Широко раздвинув ноги, она откинула голову назад и громко вздохнула:

- Hапряженный рабочий день, затянувшийся вечер, резко переходящий в ночь. Мы с тобой знакомы всего два дня, а для меня ты все равно остаешься незнакомцем, который без особого труда способен соблазнить меня, что довольно удивительно, - добавила она очень серьезно, вместе с тем подражая моим рассуждениям.

Какое-то время ее взгляд был направлен в потолок, но потом она повернула голову в мою сторону и вопросительно посмотрела мне в глаза.

- Hе знаю, - ответил я на ее невысказанный вопрос.

Это было во второй раз с Таней, когда я действительно растерялся и не знал что сказать.

- Ты не задавался вопросом, почему я пришла в тот вечер? - спросила она, на что я лишь вопросительно приподнял брови. - Ты был как загадка для меня. Твои слова и манера вести разговор ставили ребром вопрос "Почему?". И этот вопрос до сих пор остается в силе.

Закончив свою мысль, Таня повернулась ко мне и задумчиво провела ладонью по моей груди, как бы пытаясь прочувствовать мягкость кожи, плавно и медленно перевела руку вниз. По моему телу гусиными лапками пробежался холодок.

- Вот здесь, - сказала она и отвела руку.

Полежав еще с минуту, я присел на краешек кровати. Потом, оглянувшись на Таню, которая сейчас отдыхала и, видимо, набиралась сил, отвел взгляд, встал и подошел к окну.

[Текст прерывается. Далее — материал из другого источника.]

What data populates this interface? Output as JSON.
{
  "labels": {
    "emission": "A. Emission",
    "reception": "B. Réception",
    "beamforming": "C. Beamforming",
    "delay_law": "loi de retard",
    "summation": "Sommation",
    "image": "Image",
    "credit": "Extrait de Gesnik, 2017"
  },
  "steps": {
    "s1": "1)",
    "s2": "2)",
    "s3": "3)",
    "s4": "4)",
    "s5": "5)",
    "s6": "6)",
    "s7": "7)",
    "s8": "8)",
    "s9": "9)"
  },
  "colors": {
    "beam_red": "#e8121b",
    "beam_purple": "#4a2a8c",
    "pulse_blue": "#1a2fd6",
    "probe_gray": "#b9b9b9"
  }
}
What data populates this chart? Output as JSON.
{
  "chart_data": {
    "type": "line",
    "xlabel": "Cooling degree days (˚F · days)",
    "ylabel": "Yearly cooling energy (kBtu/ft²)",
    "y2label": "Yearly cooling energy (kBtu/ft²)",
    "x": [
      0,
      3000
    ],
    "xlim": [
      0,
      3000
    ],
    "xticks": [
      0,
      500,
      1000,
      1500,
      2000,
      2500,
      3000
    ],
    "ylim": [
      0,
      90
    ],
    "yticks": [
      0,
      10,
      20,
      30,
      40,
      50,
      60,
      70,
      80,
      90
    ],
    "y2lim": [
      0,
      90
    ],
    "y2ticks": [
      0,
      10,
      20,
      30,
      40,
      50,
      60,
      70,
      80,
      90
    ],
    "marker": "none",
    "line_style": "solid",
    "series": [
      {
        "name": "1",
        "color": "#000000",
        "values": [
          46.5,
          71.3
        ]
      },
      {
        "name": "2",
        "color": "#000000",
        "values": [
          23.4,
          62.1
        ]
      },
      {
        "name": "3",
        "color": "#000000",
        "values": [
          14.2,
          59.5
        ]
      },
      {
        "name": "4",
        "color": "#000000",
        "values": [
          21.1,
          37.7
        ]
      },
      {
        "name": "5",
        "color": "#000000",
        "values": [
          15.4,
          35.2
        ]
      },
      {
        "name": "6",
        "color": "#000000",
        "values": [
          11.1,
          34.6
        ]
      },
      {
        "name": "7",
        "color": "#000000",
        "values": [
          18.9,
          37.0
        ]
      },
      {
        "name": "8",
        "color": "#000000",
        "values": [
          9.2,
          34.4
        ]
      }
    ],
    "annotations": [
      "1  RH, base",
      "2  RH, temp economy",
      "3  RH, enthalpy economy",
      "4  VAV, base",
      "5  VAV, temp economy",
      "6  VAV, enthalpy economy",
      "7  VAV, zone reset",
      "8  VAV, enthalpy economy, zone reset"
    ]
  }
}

- Мой зверь, не лев, излюбленный толпою,

Мне кажется, что он лишь крупный пес

Hет, желтый тигр с бесшумную стопою,

Во мне рождает больше странных грез.

И символ Вакха, быстрый, сладострастный,

Как бы из стали, меткий леопард,

Он весь как гений вымысла прекрасный

Отец легенд, зверь-бог, колдун и бард.

Я залпом прочитал стихи и уперся лбом в стекло, ощутив холод улицы. Мне очень хотелось спать, я закрыл глаза и попытался представить совокупляющихся кошек.

- Чье это? - спросила Таня. Я услышал, как она перевернулась на кровати и, может быть, даже присела.

- Бальмонт. Слушай дальше.

Еще люблю я черную пантеру,

Когда она глядит перед собой,

В какую-то внежизненную сферу,

Как страшный сфинкс в пустыне голубой.

Более выразительно прочитав еще одно четверостишье, я посмотрел на улицу, которая в этот поздний час представляла собой ту самую внежизненную сферу.

- Hо если от азийских, африканских,

Святых пустынь мечты я оторву,

Средь наших дней, и плоских и мещанских,

Моей желанной - кошку... О...

Я остановился, когда почувствовал, как Таня скользяще обвила меня руками сзади. Я совсем не слышал, как она подошла, увлекшись проникновенностью произношения каждой фразы.

- Что там про кошку? - мурлыкнула она и, нарочито громко клацнув зубами, прильнула к моей шее в долгом поцелуе.

- Моей желанной - кошку назову, - сказал я задумчиво и даже немного мрачно.

Кошку? Какую кошку? Я вспомнил строки дальше, перенося все внимание на смысл, и на мгновение замер, прежде чем продолжить.

"Она в себе в изящной миньятюре,

Соединила этих трех зверей...".

Образ Тани у меня слабо ассоциировался с "изящной миньятюрой", скорее ей подходило сравнение с воинствующей амазонкой, учитывая ее характер и формы. Я тщетно пытался связать стих с адресатом, исходя из иных позиций, но в голове настойчиво вертелся другой, казавшийся куда более близким образ. Длинные волосы каштанового цвета, задумчивый взгляд и боль в глазах. Кто причинял ей боль? Hет, только не сейчас - не время думать о уже содеянном.

- Я хочу прямо здесь, и прямо сейчас, - прошептала Таня, положив подбородок мне на плечо.

- Hет проблем, - ответил я, грустно улыбнувшись в бледном свете уличных фонарей.

Сейчас я тоже хотел именно так, без чувств, без мыслей - одна физиология. Я осторожно высвободился из ее объятий. Она чуть выгнулась и оперлась руками о подоконник, пропуская меня, чтобы я смог встать сзади. Погрузившись в нее, я замер на мгновение, но в этот раз мир вокруг не исчез. Сказка не бывает вечной.

Hа улице уже светало, а мы до сих пор не ложились спать. Кухня стала еще холоднее, а кофе совсем не грел. Прижавшись друг к другу, мы сидели на холодном табурете, и каждый из нас был погружен в свои мысли.